Somebody hacked Burger King's Twitter account on Monday, posting obscene
messages and changing its profile picture to a McDonald's logo.
The
tweets stopped after a little more than an hour, and Burger King said it
had reached out to Twitter to suspend the account. A Twitter spokesman
did not immediately respond to a phone message left on Monday.
Late
Monday, Burger King tweeted "Interesting day here at BURGER KING, but
we're back! Welcome to our new followers. Hope you all stick around!"
Burger
King, which usually tweets several times a week, typically does so to
promote sales on chicken sandwiches, or to ask questions such as how
many bites it takes to eat a chicken nugget.
But just after noon
EST on Monday, someone tweeted via Burger King's account, "We just got
sold to McDonalds!" They also changed the icon to rival McDonald Corp.'s
golden arches and the account's background picture to McDonald's new
Fish McBites.
About 55 tweets and retweets followed over the next
hour and a quarter, including some that contained racial epithets,
references to drug use and obscenities.
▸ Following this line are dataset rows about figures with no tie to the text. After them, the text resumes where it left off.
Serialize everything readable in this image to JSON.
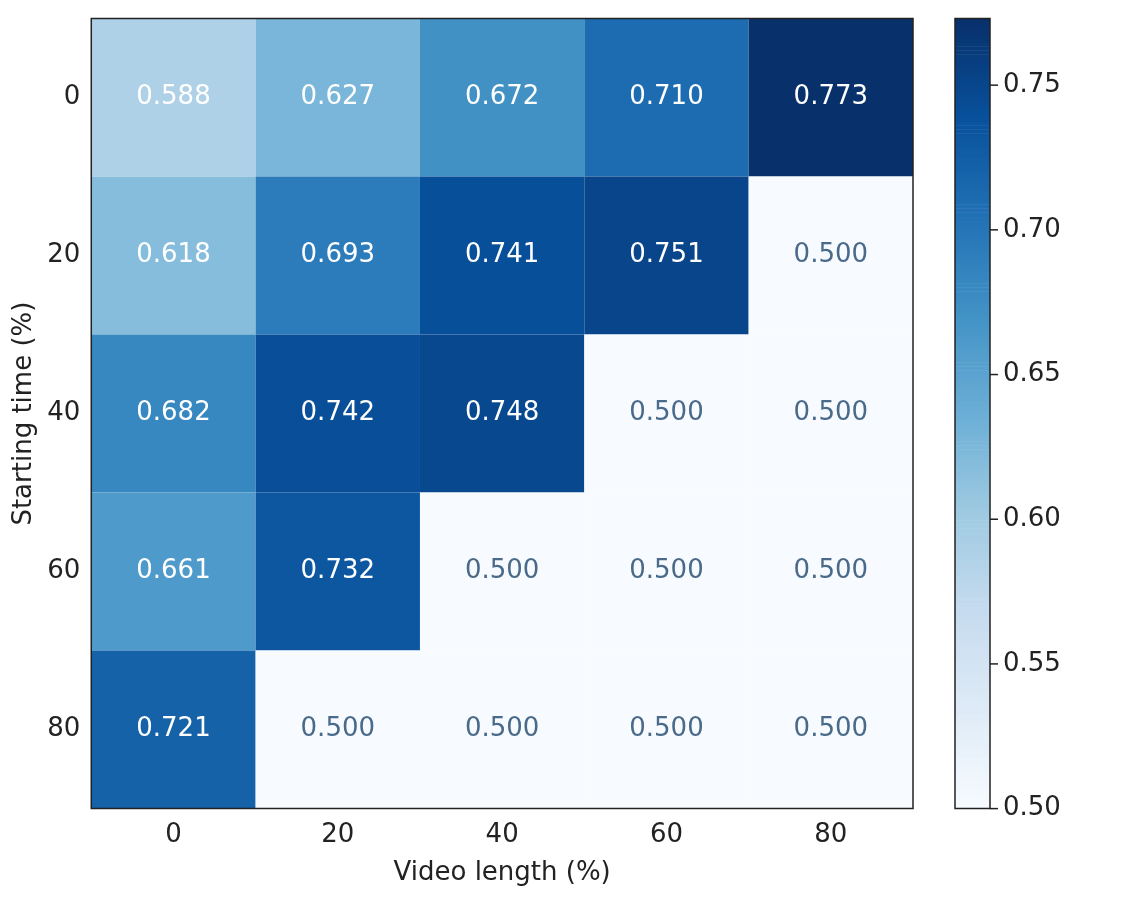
{
  "chart_data": {
    "type": "heatmap",
    "xlabel": "Video length (%)",
    "ylabel": "Starting time (%)",
    "categories": [
      "0",
      "20",
      "40",
      "60",
      "80"
    ],
    "y_categories": [
      "0",
      "20",
      "40",
      "60",
      "80"
    ],
    "cells": [
      [
        0.588,
        0.627,
        0.672,
        0.71,
        0.773
      ],
      [
        0.618,
        0.693,
        0.741,
        0.751,
        0.5
      ],
      [
        0.682,
        0.742,
        0.748,
        0.5,
        0.5
      ],
      [
        0.661,
        0.732,
        0.5,
        0.5,
        0.5
      ],
      [
        0.721,
        0.5,
        0.5,
        0.5,
        0.5
      ]
    ],
    "cell_labels": [
      [
        "0.588",
        "0.627",
        "0.672",
        "0.710",
        "0.773"
      ],
      [
        "0.618",
        "0.693",
        "0.741",
        "0.751",
        "0.500"
      ],
      [
        "0.682",
        "0.742",
        "0.748",
        "0.500",
        "0.500"
      ],
      [
        "0.661",
        "0.732",
        "0.500",
        "0.500",
        "0.500"
      ],
      [
        "0.721",
        "0.500",
        "0.500",
        "0.500",
        "0.500"
      ]
    ],
    "clim": [
      0.5,
      0.773
    ],
    "cticks": [
      {
        "value": 0.5,
        "label": "0.50"
      },
      0.55,
      {
        "value": 0.6,
        "label": "0.60"
      },
      0.65,
      {
        "value": 0.7,
        "label": "0.70"
      },
      0.75
    ]
  }
}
The account tweeted: "if I catch
you at a wendys, we're fightin!"
Monday's appropriation of Burger
King's Twitter account was a relatively mild example of cyber-security
problems, which are causing increasing concern in Washington and for
industry. Media outlets including The New York Times, The Wall Street
Journal and The Washington Post have all said this year that their
computer systems were breached, while several NBC websites were briefly
hacked in November. White House officials and some lawmakers are
pursuing legislation that would make it easier for the government and
industry to share information on how to defend against hacking.
Burger
King didn't know who hacked the account, and no other social media
accounts were affected, said Bryson Thornton, a spokesman for
Miami-based Burger King Worldwide Inc. Its social media team and an
outside agency manage the Twitter account, but Thornton declined to say
how many people knew the account's password. He said they hope to have
it working again soon, and will post a statement on Facebook later
Monday apologizing for the tweets.
Twitter acknowledged on Feb. 1
that cyber attackers may have stolen user names and passwords of 250,000
users. It said at the time that it notified users of the breach.
Competitors were sympathetic.
McDonald's
responded on Twitter that it empathized with its Burger King
counterparts. "Rest assured, we had nothing to do with the hacking."